KFZ ummelden

Das Wichtigste auf einen Blick

  • Nach dem Umzug in einen anderen Zulassungsbezirk sowie bei einem Halterwechsel müssen Sie Ihr Kfz ummelden.
  • Vereinbaren Sie frühzeitig einen Termin bei der neuen Zulassungsstelle.
  • Stellen Sie sicher, dass Sie alle nötigen Unterlagen zusammenhaben (siehe Liste unten)
  • Seit 2015 können Sie bei einem Umzug Ihre bisherigen Kennzeichenschilder mitnehmen

Ein Umzug ist mit allerlei Behördengängen verbunden, unter anderem müssen Sie Ihr Kfz ummelden – also Ihr Auto ab- und dann neu anmelden. Die gute Nachricht vorweg: Seit 1. Januar 2015 können Sie nach dem Umzug in ein anderes Bundesland bzw. in einen anderen Landkreis Ihre Kfz-Kennzeichen behalten. Der Gang zur Zulassungsstelle bleibt Ihnen dennoch nicht erspart. Auch bei einem Halterwechsel wird die Kfz-Ummeldung fällig. Damit sich diese möglichst unkompliziert gestaltet, haben wir hier die wichtigsten Punkte für Sie zusammengestellt.

Kfz ummelden nach dem Umzug: Das ist zu tun

Kisten packen, Nachsendeantrag stellen, Versicherungen und andere Vertragspartner über die Adressänderung informieren usw. Die Liste der Erledigungen bei einem Umzug ist lang. Vergessen Sie nicht, möglichst frühzeitig telefonisch oder online einen Termin bei der Zulassungsstelle Ihres neuen Hauptwohnsitzes zu vereinbaren, denn Sie müssen Ihr Kfz ummelden. Die an Ihrem neuen Wohnort zuständige Zulassungsbehörde trägt die veränderte Anschrift in Ihre Fahrzeugpapiere ein. Je nach Zulassungsbezirk fallen für die Kfz-Ummeldung zwischen 10 und 30 Euro an (Stand: Dezember 2016).

Unterlagen beim KFZ ummelden
(c) iStock / AndreyPopov

Nötige Unterlagen für die Kfz-Ummeldung

Der Gang zur Zulassungsbehörde ist aufwändig. Da die Öffnungszeiten in der Regel werktags liegen, bleibt Berufstätigen oft nichts anderes übrig, als sich einen Tag frei zu nehmen, sofern Sie keinen Zulassungsdienst beauftragen, das Kfz für Sie umzumelden – was allerdings wieder mit zusätzlichen Kosten einhergeht.
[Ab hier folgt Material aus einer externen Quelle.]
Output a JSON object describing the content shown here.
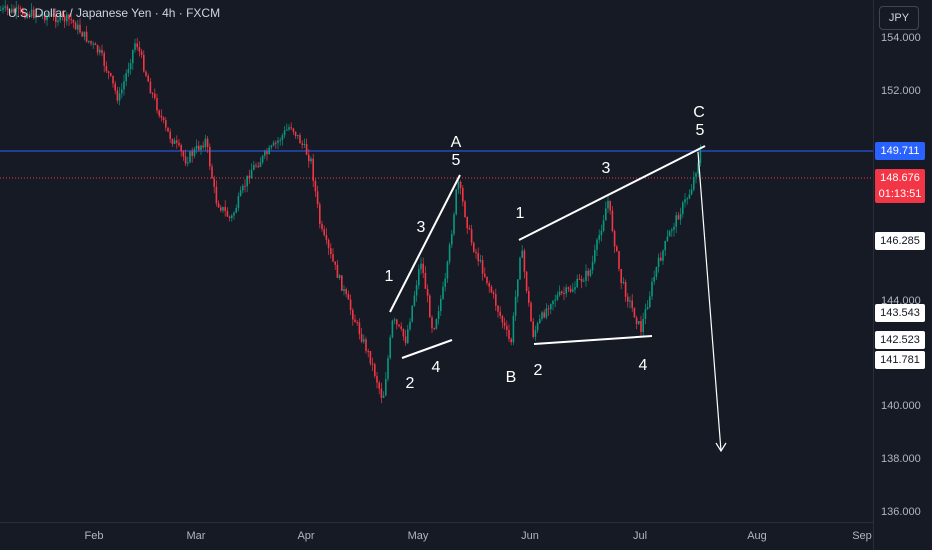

Stellen Sie daher vor dem Behördengang sicher, dass Sie alle nötigen Dokumente haben. Diese sind:

  • Personalausweis oder Reisepass in Verbindung mit der Meldebestätigung
  • schriftliche Vollmacht, falls Sie eine andere Person mit der Kfz-Ummeldung beauftragen, und Ausweispapiere der bevollmächtigten Person
  • Zulassungsbescheinigung Teil I (bis 2005: Fahrzeugschein)
  • Zulassungsbescheinigung Teil II (bis 2005: Fahrzeugbrief)
  • TÜV-Bescheinigung sowie Bescheinigung der letzten Abgasuntersuchung
  • elektronische Versicherungsbestätigungsnummer (eVB-Code)
  • technisches Datenblatt des Herstellers (CoC-Papier)
  • Handelsregisterauszug oder Gewerbeanmeldung, falls es sich um einen Firmenwagen handelt

Tipp: Informieren Sie sich bei der Terminvereinbarung direkt bei Ihrer neuen Zulassungsbehörde, ob noch weitere Unterlagen nötig sind, wenn Sie Ihr Kfz neu anmelden wollen. Halten Sie bei der Kfz-Ummeldung zudem Ihre Bankverbindung (IBAN und BIC) bereit, um der Behörde zum Abführen der Kfz-Steuer ein SEPA-Mandat erteilen zu können.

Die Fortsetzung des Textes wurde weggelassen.